Despite my extensive complaints, there are things I have enjoyed about Schwab’s body of work. 

I was first drawn to A Darker Shade of Magic, well because of its title. At the time of its release (and we’re talking nearly 8 years ago so we can give my younger self some slack for not having the extensive reading experience she has now), I thought it was the height of sci-fi/fantasy fiction. I mean, three parallel Londons, the ability to traverse through them? The first book gave me enough that I was hoping there’d be more — and there was. 

Vicious and Vengeance, as part of the Villains duology is the perfect example of grey-area morality. What is right? What is wrong? Where does it start? Where does it end? Victor and Eli make excellent antagonists and they compliment each other perfectly. The two are constantly trying to outdo each other with their scientific advancements that they end up seeing who can play God the best. It’s messy, it’s madness and I’d enjoyed every second reading about it. It’s also an excellent take on humanity and the extent to which we are predisposed to good and evil. 

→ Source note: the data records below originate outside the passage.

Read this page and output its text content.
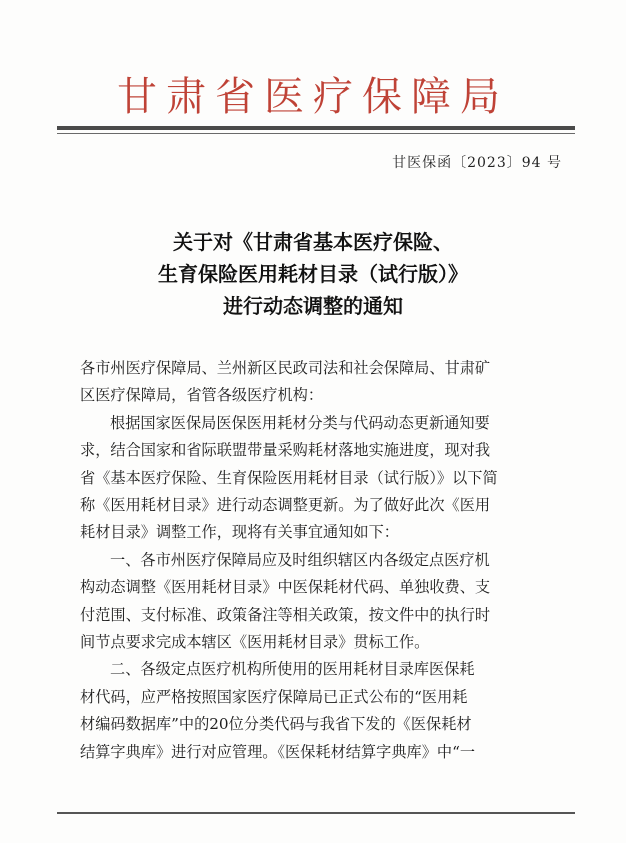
甘肃省医疗保障局
甘医保函〔2023〕94 号
关于对《甘肃省基本医疗保险、
生育保险医用耗材目录（试行版）》
进行动态调整的通知

各市州医疗保障局、兰州新区民政司法和社会保障局、甘肃矿
区医疗保障局，省管各级医疗机构：

根据国家医保局医保医用耗材分类与代码动态更新通知要
求，结合国家和省际联盟带量采购耗材落地实施进度，现对我
省《基本医疗保险、生育保险医用耗材目录（试行版）》以下简
称《医用耗材目录》进行动态调整更新。为了做好此次《医用
耗材目录》调整工作，现将有关事宜通知如下：

一、各市州医疗保障局应及时组织辖区内各级定点医疗机
构动态调整《医用耗材目录》中医保耗材代码、单独收费、支
付范围、支付标准、政策备注等相关政策，按文件中的执行时
间节点要求完成本辖区《医用耗材目录》贯标工作。

二、各级定点医疗机构所使用的医用耗材目录库医保耗
材代码，应严格按照国家医疗保障局已正式公布的“医用耗
材编码数据库”中的20位分类代码与我省下发的《医保耗材
结算字典库》进行对应管理。《医保耗材结算字典库》中“一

This Savage Song and Our Dark Duet, as part of the Monsters of Verity duology remains one of my favourite series I’d read in my teenhood. I used to be a music student and a self-taught pianist who has always been fascinated by music theory. I mean, look. You have a monster who literally uses a violin to reap souls around the city. Are you kidding me? That’s fantastic! I love that idea. Plus, I’m always a sucker for romance and I enjoyed the Romeo-and-Juliet-esque thing that was going on between Kate Harker and August Flynn. 

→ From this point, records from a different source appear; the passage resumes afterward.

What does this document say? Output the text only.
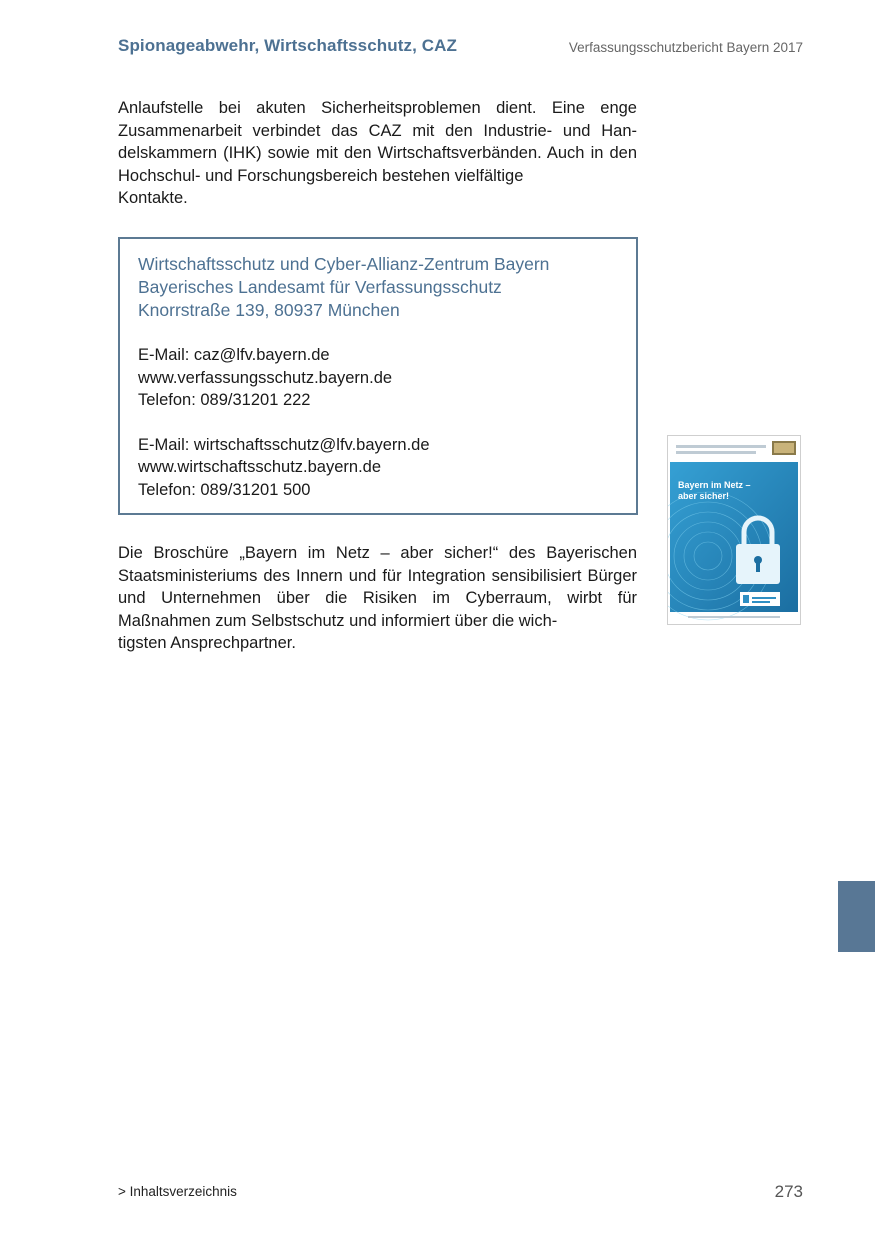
Spionageabwehr, Wirtschaftsschutz, CAZ	Verfassungsschutzbericht Bayern 2017

Anlaufstelle bei akuten Sicherheitsproblemen dient. Eine enge Zusammenarbeit verbindet das CAZ mit den Industrie- und Han- delskammern (IHK) sowie mit den Wirtschaftsverbänden. Auch in den Hochschul- und Forschungsbereich bestehen vielfältige
Kontakte.

Wirtschaftsschutz und Cyber-Allianz-Zentrum Bayern
Bayerisches Landesamt für Verfassungsschutz
Knorrstraße 139, 80937 München
E-Mail: caz@lfv.bayern.de
www.verfassungsschutz.bayern.de
Telefon: 089/31201 222
E-Mail: wirtschaftsschutz@lfv.bayern.de
www.wirtschaftsschutz.bayern.de
Telefon: 089/31201 500	Bayern im Netz –
aber sicher!

Die Broschüre „Bayern im Netz – aber sicher!“ des Bayerischen Staatsministeriums des Innern und für Integration sensibilisiert Bürger und Unternehmen über die Risiken im Cyberraum, wirbt für Maßnahmen zum Selbstschutz und informiert über die wich-
tigsten Ansprechpartner.

> Inhaltsverzeichnis	273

The Near Witch was okay, a little slow. I daresay that I understood why it had originally gone out of print during its initial release but I digress. It is Schwab’s debut novel and perhaps her writing wasn’t as developed as some may say it is now. The thing I liked most about The Near Witch is that it felt like a bedtime story brought to life; the kind that parents tell their children to warn them about the darkness and the night. It also ended with a very sweet romance between Lexi and Coal, and I am a sucker for a good love story.  

I wasn’t a fan of The Invisible Life of Addie LaRue. A deal with the devil, a girl who will never be remembered, and a boy who does remember her. It’s a fascinating concept, though the execution was disappointing. I can barely remember anything that happened in all those 448 pages and it was mostly unremarkable to me, much like Addie herself. Though, if you do want a deeper discussion about the good and the bad, I recommend this article here. I also agree with the valuable commentary Erin and Liam provide in their discussion, here. There is much to say about this highly anticipated book but I will leave it to them to say exactly what I’m thinking. 

Therefore, Schwab has proven time and time again that she is capable of creating interesting characters and fascinating worlds, with concepts that her readers enjoy. It’s likely one of the main reasons people read her work. Hell, it’s one of the main reasons I have consistently read her work. People see the potential in Schwab’s work, and that’s why they support her writing. 

The verdict 

To put it colloquially, fortunately, or unfortunately, it is well-known in the LitSoc Lore that I have a bone to pick with Schwab’s work. After I had reread the Shades of Magic trilogy in my early adulthood, my opinions of her work thereafter changed dramatically. 

I do not think V.E. Schwab has bad writing, nor do I think her ideas are bad. I’ve said it repeatedly: I think the way she executes her ideas needs to be refined a little bit more. She might even excel in other genres such as short stories or poetry. There are lines and paragraphs within her work that I’ve found beautiful and I think there’s a lot of power in that kind of writing. 

Truthfully, if you did want something easy to digest, or a very simple introduction into the science fiction or fantasy genre, at the very least, I would recommend either the Villains duology or the Monsters of Verity duology. Both these series provide me with a healthy dose of nostalgia for all the sci-fi and fantasy I read as a teenager, and despite this lengthy analysis, these books have stayed with me the longest. After this extensive review, I think it’s worth your time to see it for yourself.